The system allows users to:
- Store large knowledge text into a vector database
- Automatically chunk and embed the text
- Retrieve relevant context using semantic similarity
- Generate accurate answers using a local LLM (Ollama)
This simulates real-world AI assistant architecture used in modern production systems.
Large Language Models (LLMs) do not retain persistent memory.
This project solves that problem using:
- Vector embeddings
- Efficient similarity search
- Context compression
- Retrieval-Augmented Generation (RAG)
User → React UI → Node Backend →
Embedding (Ollama) → Store in Endee →
Query → Semantic Search → Context Compression → LLM → Response
Endee acts as the vector database.
Workflow:
- Text is split into chunks
- Each chunk is converted into embeddings
- Embeddings are stored in Endee
- During queries, similarity search retrieves top relevant chunks
- Context is passed to LLM for final answer generation
Endee enables:
- Fast semantic retrieval
- Scalable memory storage
- Efficient vector indexing
Backend:
- Node.js
- Express.js
- Axios
- UUID
Frontend:
- React
- CSS
AI:
- Ollama (llama3 + nomic-embed-text)
- Endee vector database
Video.Project.1.mp4
Before you begin, ensure you have the following installed on your machine:
- Node.js (v16 or higher)
- Docker Desktop (Must be actively running)
- Ollama (For running local LLMs)
Clone the project to your local machine and navigate into the directory:
git clone https://github.com/Harsh2o/ENDEE-RAG-AI-ASSISTANT.git
cd ENDEE-RAG-AI-ASSISTANTThis application requires the Endee vector database and Ollama to be running before starting the servers.
- Start Docker Desktop: Ensure the Docker daemon is running.
- Start Endee Vector Database: Ensure your Endee container is running and accessible on port
8080. - Start Ollama: Start the Ollama server (accessible on port
11434) and ensure your Llama model is pulled.
Install the required Node packages for the root project, as well as the frontend and backend.

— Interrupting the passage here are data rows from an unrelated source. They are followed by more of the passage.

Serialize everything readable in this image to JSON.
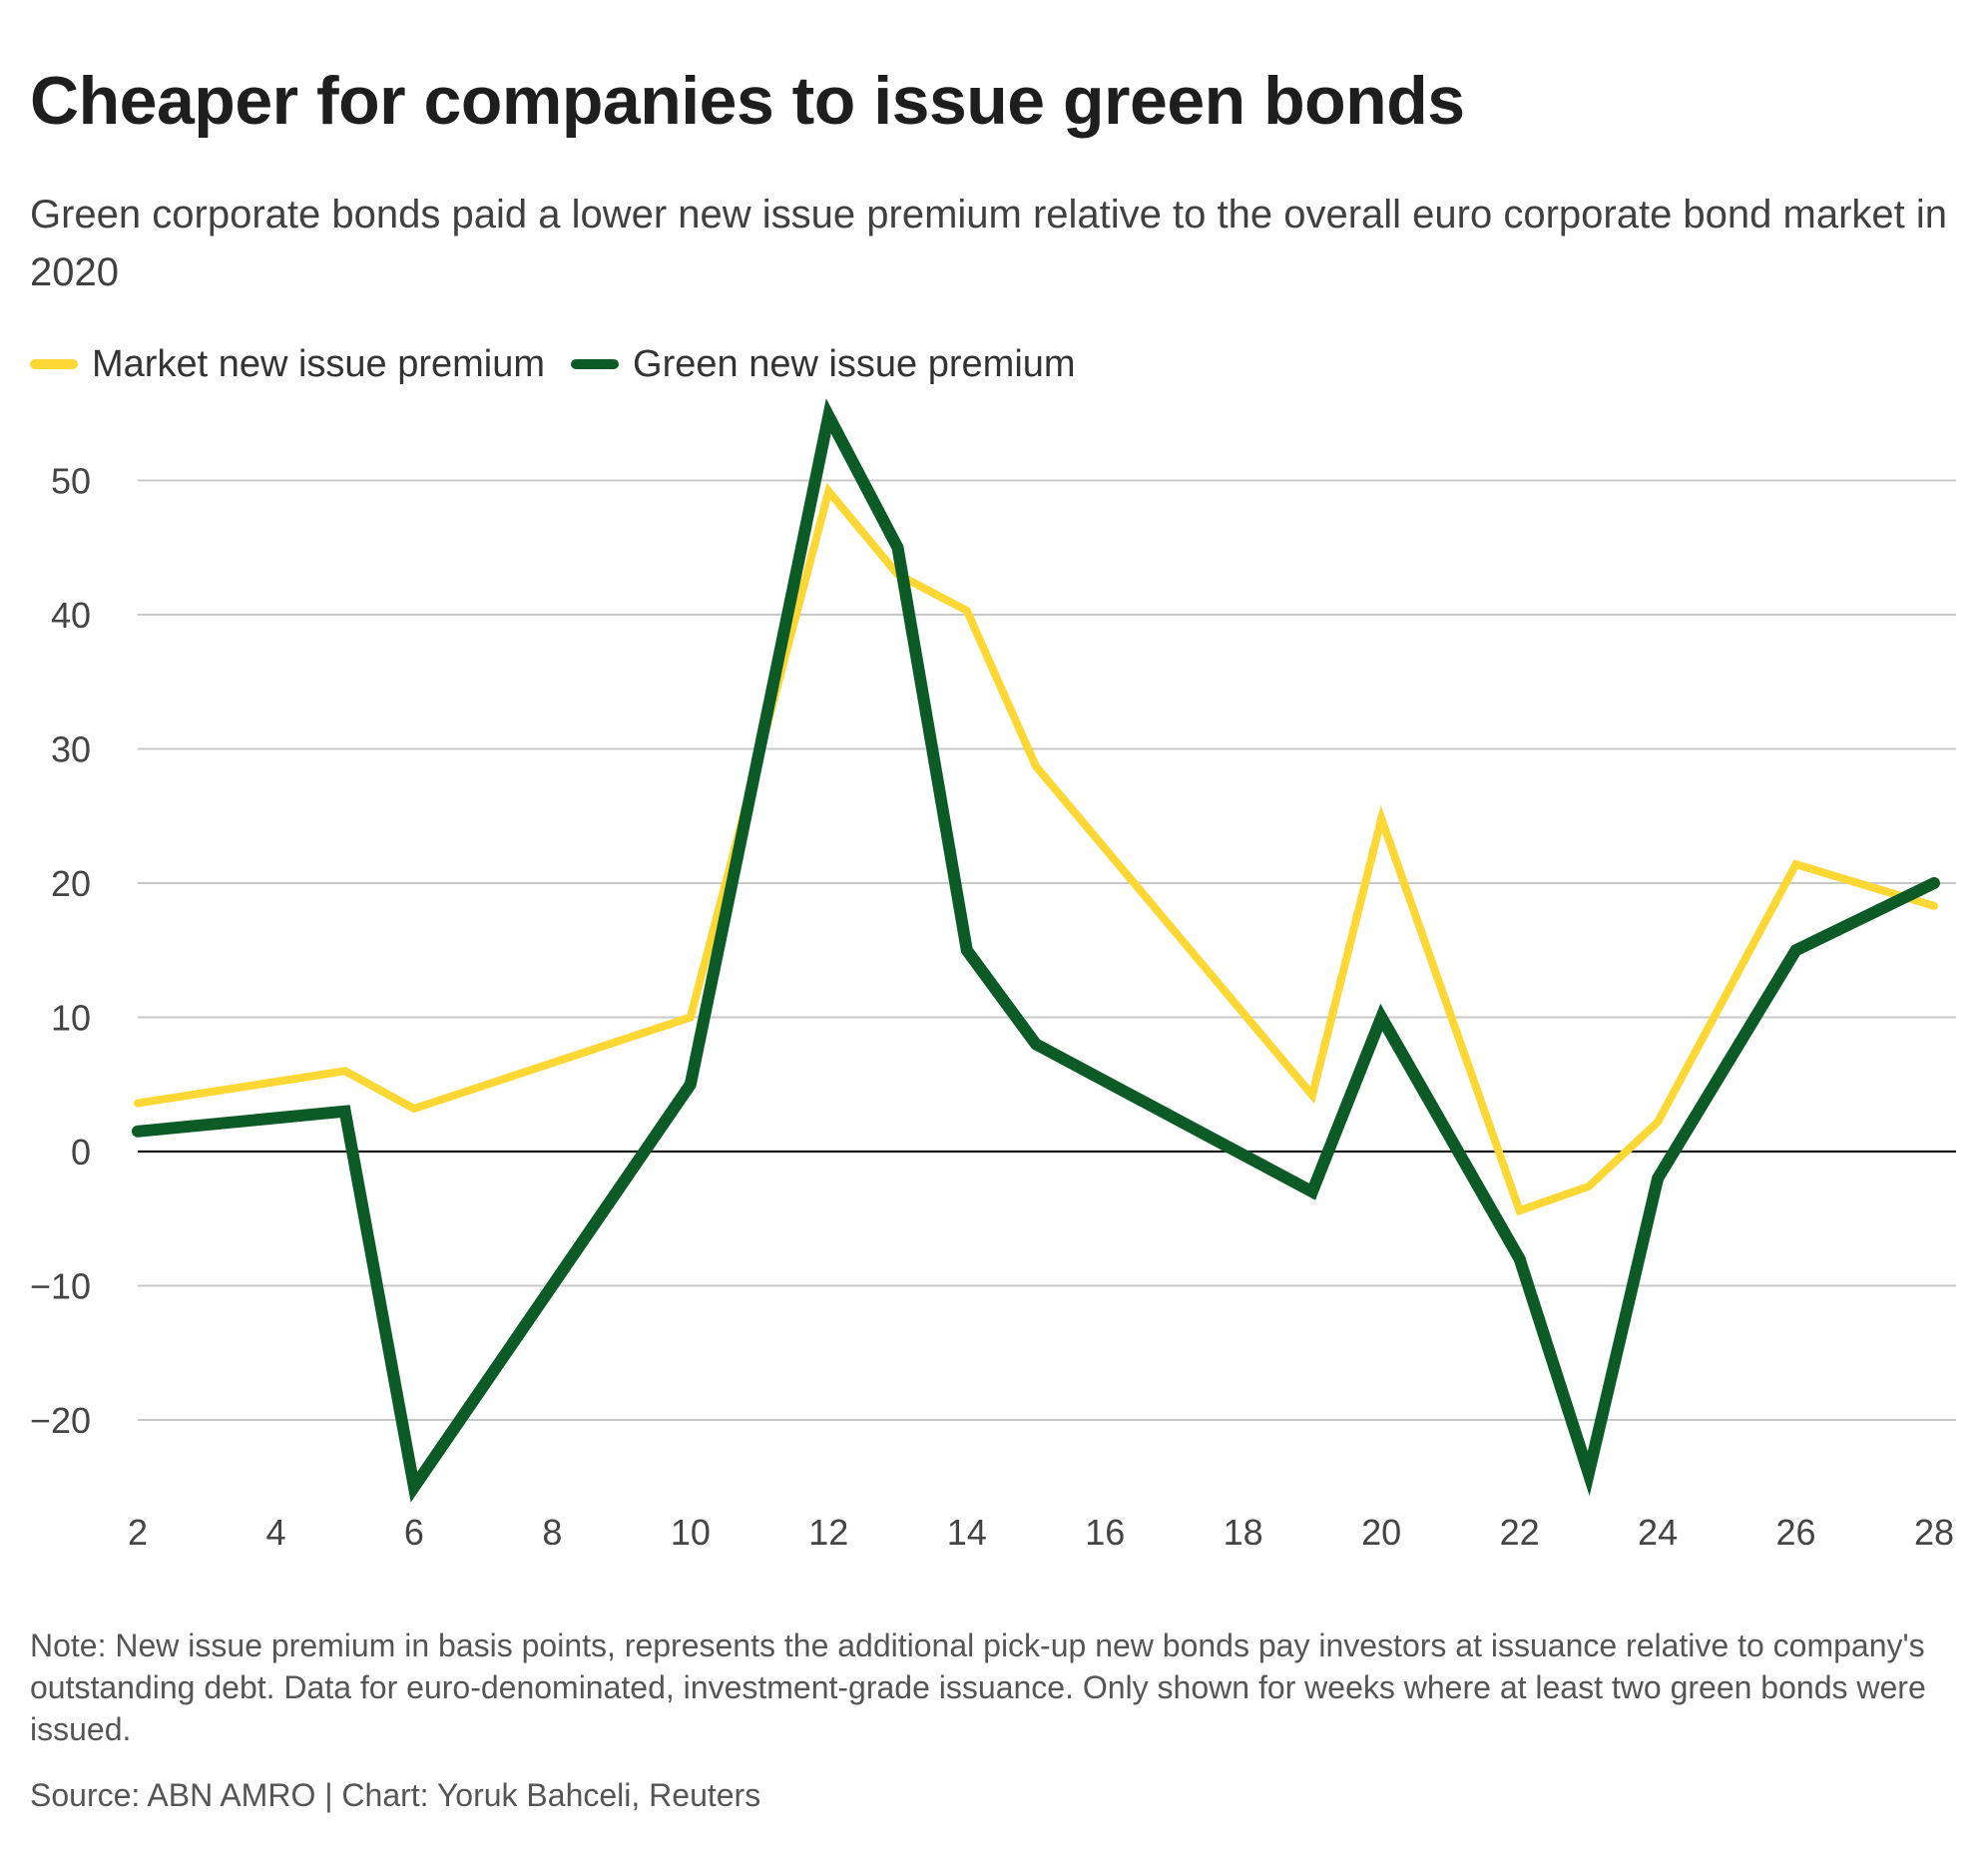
{
  "header": {
    "title": "Cheaper for companies to issue green bonds",
    "subtitle": "Green corporate bonds paid a lower new issue premium relative to the overall euro corporate bond market in 2020"
  },
  "footer": {
    "note": "Note: New issue premium in basis points, represents the additional pick-up new bonds pay investors at issuance relative to company's outstanding debt. Data for euro-denominated, investment-grade issuance. Only shown for weeks where at least two green bonds were issued.",
    "source": "Source: ABN AMRO | Chart: Yoruk Bahceli, Reuters"
  },
  "chart_data": {
    "type": "line",
    "title": "Cheaper for companies to issue green bonds",
    "subtitle": "Green corporate bonds paid a lower new issue premium relative to the overall euro corporate bond market in 2020",
    "xlabel": "",
    "ylabel": "",
    "xlim": [
      2,
      28
    ],
    "ylim": [
      -25,
      55
    ],
    "x_ticks": [
      2,
      4,
      6,
      8,
      10,
      12,
      14,
      16,
      18,
      20,
      22,
      24,
      26,
      28
    ],
    "y_ticks": [
      -20,
      -10,
      0,
      10,
      20,
      30,
      40,
      50
    ],
    "y_tick_labels": [
      "−20",
      "−10",
      "0",
      "10",
      "20",
      "30",
      "40",
      "50"
    ],
    "grid": "horizontal",
    "legend_position": "top-left",
    "x": [
      2,
      5,
      6,
      10,
      12,
      13,
      14,
      15,
      19,
      20,
      22,
      23,
      24,
      26,
      28
    ],
    "series": [
      {
        "name": "Market new issue premium",
        "color": "#fdd835",
        "values": [
          3.6,
          6.0,
          3.2,
          10.0,
          49.2,
          43.0,
          40.3,
          28.7,
          4.2,
          24.8,
          -4.4,
          -2.6,
          2.2,
          21.4,
          18.3
        ]
      },
      {
        "name": "Green new issue premium",
        "color": "#0c5a25",
        "values": [
          1.5,
          3.0,
          -25.0,
          5.0,
          54.8,
          45.0,
          15.0,
          8.0,
          -3.0,
          10.0,
          -8.0,
          -24.0,
          -2.0,
          15.0,
          20.0
        ]
      }
    ]
  }
}
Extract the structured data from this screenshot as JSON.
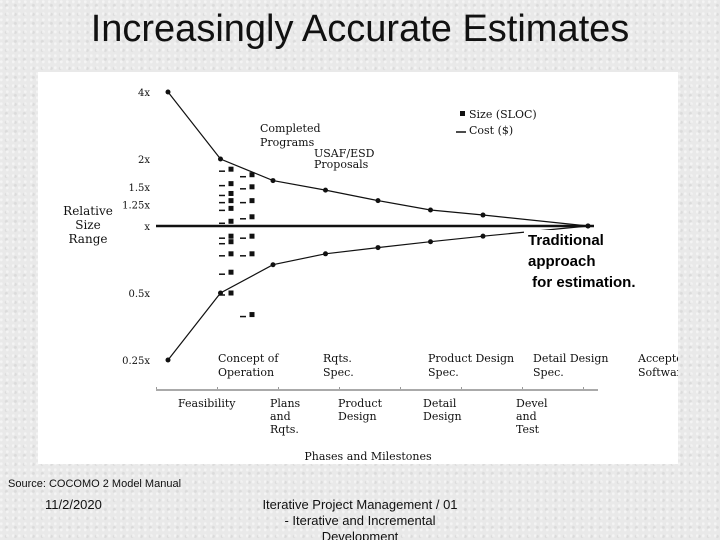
{
  "slide": {
    "title": "Increasingly Accurate Estimates",
    "source": "Source: COCOMO 2 Model Manual",
    "date": "11/2/2020",
    "footer_line1": "Iterative Project Management / 01",
    "footer_line2": "- Iterative and Incremental",
    "footer_line3": "Development",
    "callout_line1": "Traditional approach",
    "callout_line2": " for estimation."
  },
  "chart_data": {
    "type": "line",
    "ylabel_lines": [
      "Relative",
      "Size",
      "Range"
    ],
    "xlabel": "Phases and Milestones",
    "y_ticks": [
      "4x",
      "2x",
      "1.5x",
      "1.25x",
      "x",
      "0.5x",
      "0.25x"
    ],
    "y_scale": "log",
    "milestones": [
      "Concept of Operation",
      "Rqts. Spec.",
      "Product Design Spec.",
      "Detail Design Spec.",
      "Accepted Software"
    ],
    "phases": [
      "Feasibility",
      "Plans and Rqts.",
      "Product Design",
      "Detail Design",
      "Devel and Test"
    ],
    "legend": [
      "Size (SLOC)",
      "Cost ($)"
    ],
    "annotations": [
      "Completed Programs",
      "USAF/ESD Proposals"
    ],
    "series": [
      {
        "name": "Size (SLOC)",
        "role": "upper",
        "x": [
          0.0,
          0.5,
          1.0,
          1.5,
          2.0,
          2.5,
          3.0,
          4.0
        ],
        "values": [
          4.0,
          2.0,
          1.6,
          1.45,
          1.3,
          1.18,
          1.12,
          1.0
        ]
      },
      {
        "name": "Cost ($)",
        "role": "lower",
        "x": [
          0.0,
          0.5,
          1.0,
          1.5,
          2.0,
          2.5,
          3.0,
          4.0
        ],
        "values": [
          0.25,
          0.5,
          0.67,
          0.75,
          0.8,
          0.85,
          0.9,
          1.0
        ]
      }
    ],
    "scatter": [
      {
        "x": 0.6,
        "values": [
          1.8,
          1.55,
          1.4,
          1.3,
          1.2,
          1.05,
          0.9,
          0.85,
          0.75,
          0.62,
          0.5
        ]
      },
      {
        "x": 0.8,
        "values": [
          1.7,
          1.5,
          1.3,
          1.1,
          0.9,
          0.75,
          0.4
        ]
      }
    ]
  }
}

npm install(Note: If required by your folder structure, navigate to the /frontend and /backend folders to run npm install inside them as well).
Start both the backend and frontend development servers concurrently:
npm run dev- The Backend server will start on
http://localhost:5000 - The Frontend Vite application will start on
http://localhost:5174(port may vary based on availability)
- Open your browser and navigate to the frontend URL (e.g.,
http://localhost:5174). - Store Knowledge: Input text or documents into the interface to save them into the Endee vector database locally.
- Ask Questions: Ask questions through the chat interface. The backend will retrieve related context from Endee and generate a precise answer using the local Llama model.